Direktur Jenderal Tenaga Kesehatan Kementerian Kesehatan Arianti Anaya mengatakan, Indonesia kini masih kekurangan lebih dari 27 ribu dokter spesialis. Program pendidikan dokter spesialis berbasis rumah sakit pendidikan nantinya memprioritaskan para dokter dari daerah tertinggal, perbatasan, dan kepulauan (DTPK).
Menurut Arianti, selain peralatan, tenaga medis menjadi salah satu faktor penting guna mendekatkan akses pelayanan kesehatan kepada masyarakat. Dokter spesialis dibutuhkan terutama untuk menangani empat penyakit penyebab kematian tertinggi, yakni strok, penyakit jantung, kanker, dan penyakit ginjal.
Pihaknya juga menggandeng Accreditation Council for Graduate Medical Education (ACGME), yang mengakreditasi program sejenis yang ada di Amerika, Singapura, Filipina, dan lain-lain. ACGME dilibatkan guna memastikan standar PPDS berbasis RS berkualitas global.
Berdasarkan data Direktorat Jenderal Pelayanan Kesehatan, terdapat enam RS milik Kemenkes yang sudah ditunjuk sebagai RSP-PU Pilot atau percontohan untuk program studi dokter spesialis, yakni RS Jantung dan Pembuluh Darah Harapan Kita (6 kuota), RS Anak dan Bunda Harapan Kita (6 kuota), RS Ortopedi Soeharso (10 kuota), RS Mata Cicendo (5 kuota), RS Pusat Otak Nasional (5 kuota), dan RS Kanker Dharmais (6 kuota).

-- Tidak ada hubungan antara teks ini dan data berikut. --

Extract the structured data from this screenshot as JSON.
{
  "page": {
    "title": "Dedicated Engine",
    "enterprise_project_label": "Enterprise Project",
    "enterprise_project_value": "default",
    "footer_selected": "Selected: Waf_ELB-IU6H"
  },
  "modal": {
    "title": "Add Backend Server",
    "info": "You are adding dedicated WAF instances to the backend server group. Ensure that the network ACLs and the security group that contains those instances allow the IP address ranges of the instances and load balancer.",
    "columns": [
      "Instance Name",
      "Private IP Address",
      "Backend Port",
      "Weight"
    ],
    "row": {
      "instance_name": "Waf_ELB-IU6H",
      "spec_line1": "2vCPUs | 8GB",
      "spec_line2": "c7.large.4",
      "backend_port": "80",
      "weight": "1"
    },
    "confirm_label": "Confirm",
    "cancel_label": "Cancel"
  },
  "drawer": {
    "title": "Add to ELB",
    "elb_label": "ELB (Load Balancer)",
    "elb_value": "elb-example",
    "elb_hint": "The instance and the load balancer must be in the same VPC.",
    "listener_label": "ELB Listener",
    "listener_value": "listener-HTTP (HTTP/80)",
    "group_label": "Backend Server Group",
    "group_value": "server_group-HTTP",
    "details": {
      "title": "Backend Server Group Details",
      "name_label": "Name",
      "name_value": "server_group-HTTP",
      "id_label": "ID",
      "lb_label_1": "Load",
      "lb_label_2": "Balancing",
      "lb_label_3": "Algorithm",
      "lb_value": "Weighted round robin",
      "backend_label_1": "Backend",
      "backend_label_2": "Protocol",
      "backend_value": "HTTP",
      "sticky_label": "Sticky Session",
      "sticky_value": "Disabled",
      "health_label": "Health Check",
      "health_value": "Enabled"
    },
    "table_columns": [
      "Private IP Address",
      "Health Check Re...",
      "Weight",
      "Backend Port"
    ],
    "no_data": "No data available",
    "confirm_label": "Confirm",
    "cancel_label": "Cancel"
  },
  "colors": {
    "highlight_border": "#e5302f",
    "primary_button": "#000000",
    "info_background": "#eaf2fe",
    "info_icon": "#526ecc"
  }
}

Sementara itu, Pengurus Besar Ikatan Dokter Indonesia berharap PPDS berbasis Rumah Sakit Pendidikan (RSP) mampu menjawab masalah maladistribusi dokter spesialis di Indonesia. Penyebaran dokter tidak lepas dari adanya peran serta supervisi kolegium, sehingga diharapkan kerja sama seluruh pihak dapat berjalan dengan baik.
"Yang paling penting juga untuk diperkuat bukan hanya produksi, tapi kita juga harus bicara bagaimana nanti ada sebuah regulasi yang mempertegas bahwa produksi ini akan ada yang menjangkau seluruh wilayah Indonesia, sehingga juga akan bisa menjawab masalah maaldistribusi," kata Ketua Umum PB IDI Dr Moh Adib Khumaidi saat ditemui di Jakarta, Senin.
Adib juga menekankan kepada seluruh pihak terkait untuk tidak membeda-bedakan antara dokter spesialis lulusan PPDS berbasis universitas maupun PPDS berbasis RSP. Sebab, semua nanti akan bekerja untuk masyarakat, dengan kompetensi yang sama.
"Tidak boleh ada perbedaan antara satu dokter dengan dokter lainnya dalam aspek profesionalisme, kolegialitas, dan etika," ujarnya.